Confessions of a Horror Lover Who’s Afraid of Horror
Okay, I have a confession to make. Maybe it’s a confession and a fact. I’ll start with the fact first: I probably own around a hundred or more books that fall into the category of horror or weird fiction.
That’s mostly because, years ago, a good friend of mine was transitioning from married life to single life and moving to a smaller place. He needed to downsize, and very reluctantly decided to part with some of his books. He sent me a message with a long list of titles and asked if I might be interested in buying a few to help him out.
We agreed to meet at a local Caribou Café. I picked a handful of titles I knew I wanted, and when we met, he explained why he was parting with them — and I knew how much he loved this genre. After talking for a while, he basically convinced me that if I gave him $50, I could take all the boxes of books he had in his trunk.
It turned out there were four boxes, filled to the brim with horror and weird fiction.
I made sure he didn’t feel like I was taking advantage of him, handed him the money, and drove home with four boxes of books. That was the beginning of my collection.
From that day on, I started paying much more attention to horror books — partly because of a short story by Ray Bradbury in which he praises the impact and virtues of horror fiction and the authors who influenced him. I learned about writers I’d never heard of, and curiosity got the best of me. I began tracking down those authors and their stories, and over the years this turned into an… obsession? Or maybe a gravitational pull. Especially when it comes to short story collections — I love sampling new voices and getting just the right amount of “scary” in my day.

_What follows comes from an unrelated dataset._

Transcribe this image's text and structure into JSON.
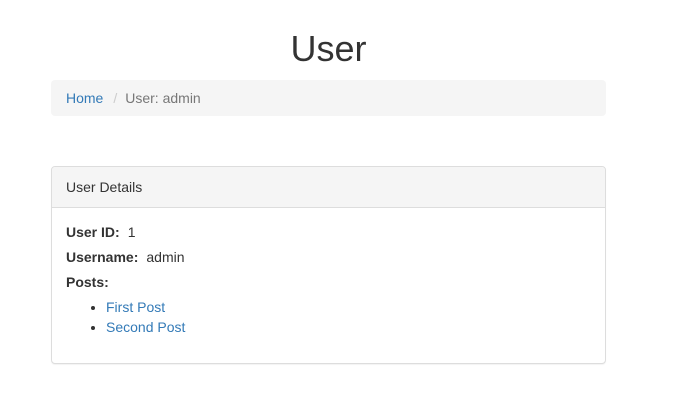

Which brings me to the confession:
I’m scared of horror.
As a kid, I felt the same complicated mix of attraction and fear. Yes, I watched tons of horror movies growing up — mostly because when I was around 13 or 14, my dad bought our first VCR. We were probably among the first 10 or 15 families in town to have one. And to take advantage of that privilege, I’d invite friends over. The deal was simple: they rented the movies, and I provided the VCR, the couch, and the popcorn.
We watched a lot of movies. A lot of horror.
But I was always surrounded by people.
If you asked me to watch a horror movie by myself, I’d have a really hard time admitting how uncomfortable that makes me. Even now, I still feel exactly the same way. I’ll read an odd horror story here and there, but there are books in my library that I’m both deeply drawn to and too scared to open.
One of them is The Haunting of Hill House by Shirley Jackson. I know there’s a TV adaptation, but the book feels like the kind of horror that would keep me up all night. Edgar Allan Poe doesn’t hit me the same way — I have several editions of his work, including some great annotated versions — but Shirley Jackson? Different story.
The most terrifying book I’ve ever read is a collection of short stories by Thomas Ligotti — one of the books I got from my friend that day at the café. Those stories left such a strong impression on me that I still measure horror by them.
Another one that surprised me was “A Good Man Is Hard to Find” by Flannery O’Connor — not technically horror, but the ending hit me like a punch to the chest. I wasn’t expecting it at all. Ligotti unsettled me slowly and relentlessly; O’Connor shocked me in a single moment. Both experiences stayed with me.
So yes — I still own a ton of horror books, and I have a very hard time resisting a new one when I find it. But I rarely read them. Or I just dip into them, especially around October or at the end of the year, when the season feels right — and when the house is full of people and the lights stay on longer.
Because, if I’m being honest… it’s easier to be brave when you’re not alone.